The Era of Proud and Crazy Armenians
By Ara Tadevosian
Mediamax Director
Next year many children will be born in Armenia. They will be immensely free. They will be freer than their parents who are the Generation of Independence [born after 1991].
Some of them will become the cream of our nation and 20-30 years down the road will bestow a number of moments of pride on us. The parents of these children are the wonderful young people who, soaked in the spirit of creative craziness and freedom that filled them after Kanye West’s and System of a Down’s (SOAD), concerts returned home late at night and made love. They made love to transform those positive emotions into a new generation, new people, new Armenia, new life and new future.
We underwent big changes in the past two months – we grew bone-tired of being a victim and realized that yes, we can be proud.

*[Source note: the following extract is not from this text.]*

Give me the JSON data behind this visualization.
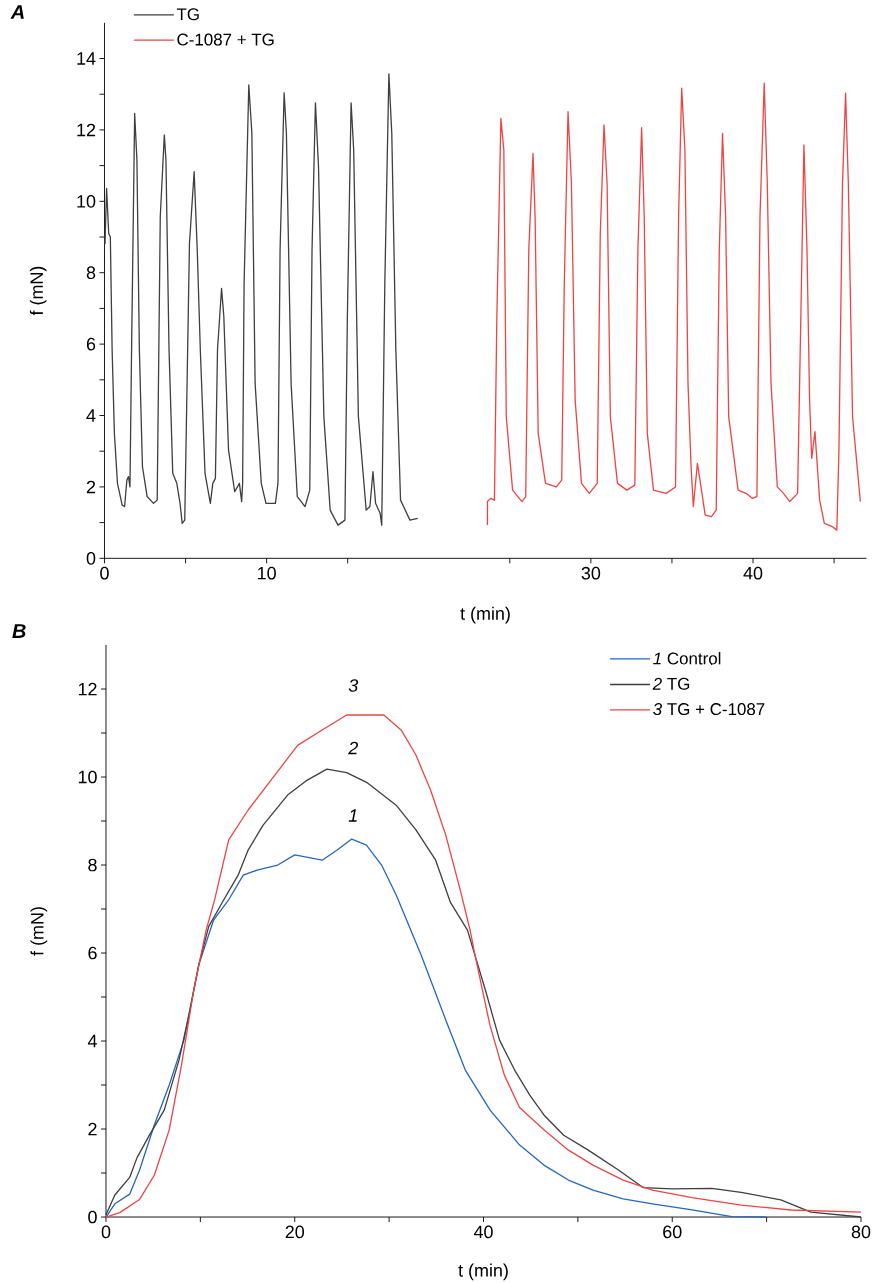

When launching 100LIVES initiative in New York on March 10, Ruben Vardanyan, Noubar Afeyan and Vartan Gregorian had hardly imagined that #BeArmenian, #BeAlive motto would become so dear for thousands of Armenians and would become a reason for cogitation for many.
We learned to be a tad more tolerant. Many of us loved Kim Kardashian, her sisters, her toddler and Kanye West. We started to gradually understand that our strength lies in the differences that we have. As Ralph Yirikian says, we should bunch up those differences to create a “rich mixture.”
Kim Kardashian showed that always having lived far away from his homeland her father has been able to insert a national dignity in his children which is way more appreciable than the controversies accompanying the show-biz. By performing a surprise concert at Swan Lake and throwing himself into it Kanye West did much to broaden the horizon of our optimism and make us forget for a moment our “habit” of taking only rational steps typical of ancient nations. We understood we, too, can be free, happy and a bit crazy.
Pope Francis continued what started Kanye West. The Pontiff proved that even in the age of Realpolitik the determinant is the Human. It’s the Human who decides whether we should stick to play on words to define what the slaughterers did to hundreds of thousands of Armenian children or we should remain Humans. Seeing the posture of Pope Francis we realized we are not alone and we should be strong and fulfill the dreams of those hundreds of thousands of kids who were slain 100 years ago.
We, our children and grandchildren are the ones who will achieve those dreams.
The souls of the children martyred 100 years ago were soaring in the drops of rain that were falling from the sky at yesterday’s concert of System of a Down. We all took our portion – the four Armenians proudly standing on the stage and the tens of thousands of Armenians proudly mobbed in the square.
We really changed and changed much during these two months. We realized that Vigen Sargsyan who put forward the fantastic idea of System of a Down’s concert, Serj Tankian who has no scruples in criticizing the Armenian authorities, Ruben Vardanyan who sees the future of Armenia 20-25 years in advance, Kim Kardashian who baptized her daughter in the Armenian Church in Jerusalem, the thousands of bright and beautiful boys and girls who were dancing in the Republic Square and the unexpectedly sweet-tempered and delicate policemen – it’s “us” all.
If somebody told us years ago we would be feasting in the Republic Square a few hours before April 24, we would call them blasphemous and lunatic. But we feasted yesterday. It was the feast, the feast of our spirit, the feast of our future and the feast of those babies that will be born as a result of the crazy love made during these April days.